The nurse is caring for a 22-year-old patient who came to the emergency department with acute respiratory distress. Which information about the patient requires the most rapid action by the nurse?
a. Respiratory rate is 32 breaths/min.
b. Pattern of breathing is shallow.
c. The patient’s PaO2 is 45 mm Hg.
d. The patient’s PaCO2 is 34 mm Hg.
c. The patient’s PaO2 is 45 mm Hg.
The PaO2 indicates severe hypoxemia and respiratory failure. Rapid action is needed to prevent further deterioration of the patient. Although the shallow breathing, rapid respiratory rate, and low PaCO2 also need to be addressed, the most urgent problem is the patient’s poor oxygenation.

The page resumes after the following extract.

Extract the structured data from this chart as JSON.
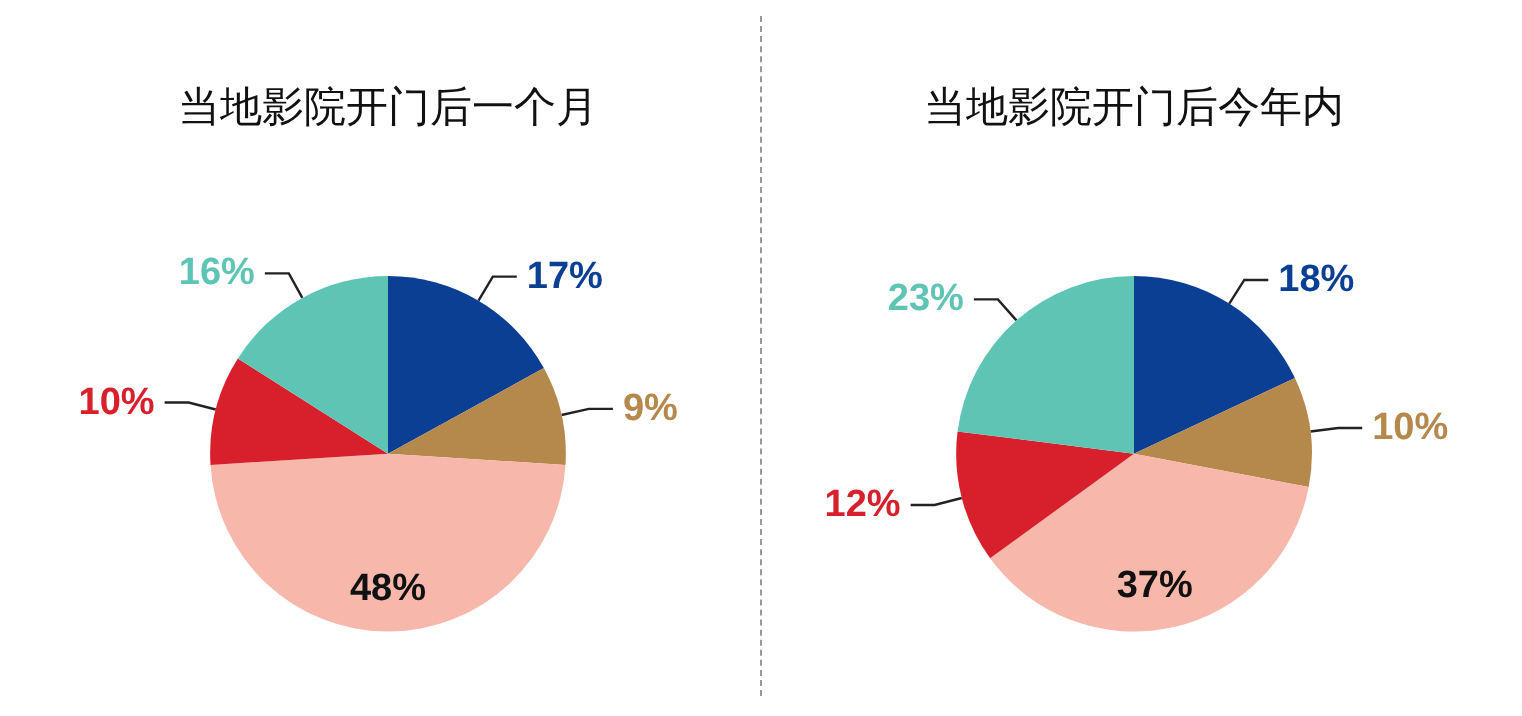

The nurse is caring for a patient who was hospitalized 2 days earlier with aspiration pneumonia. Which assessment information is most important to communicate to the health care provider?
a. Cough that is productive of blood-tinged sputum
b. Scattered crackles throughout the posterior lung bases
c. Temperature of 101.5° F (38.6° C) after 2 days of IV antibiotic therapy
d. Oxygen saturation (SpO2) has dropped to 90% with administration of 100% O2 by non-rebreather mask.
d. Oxygen saturation (SpO2) has dropped to 90% with administration of 100% O2 by non-rebreather mask.
The patient’s low SpO2 despite receiving a high fraction of inspired oxygen (FIO2) indicates the possibility of acute respiratory distress syndrome (ARDS). The patient’s blood-tinged sputum and scattered crackles are not unusual in a patient with pneumonia, although they do require continued monitoring. The continued temperature elevation indicates a possible need to change antibiotics, but this is not as urgent a concern as the progression toward hypoxemia despite an increase in O2 flow rate.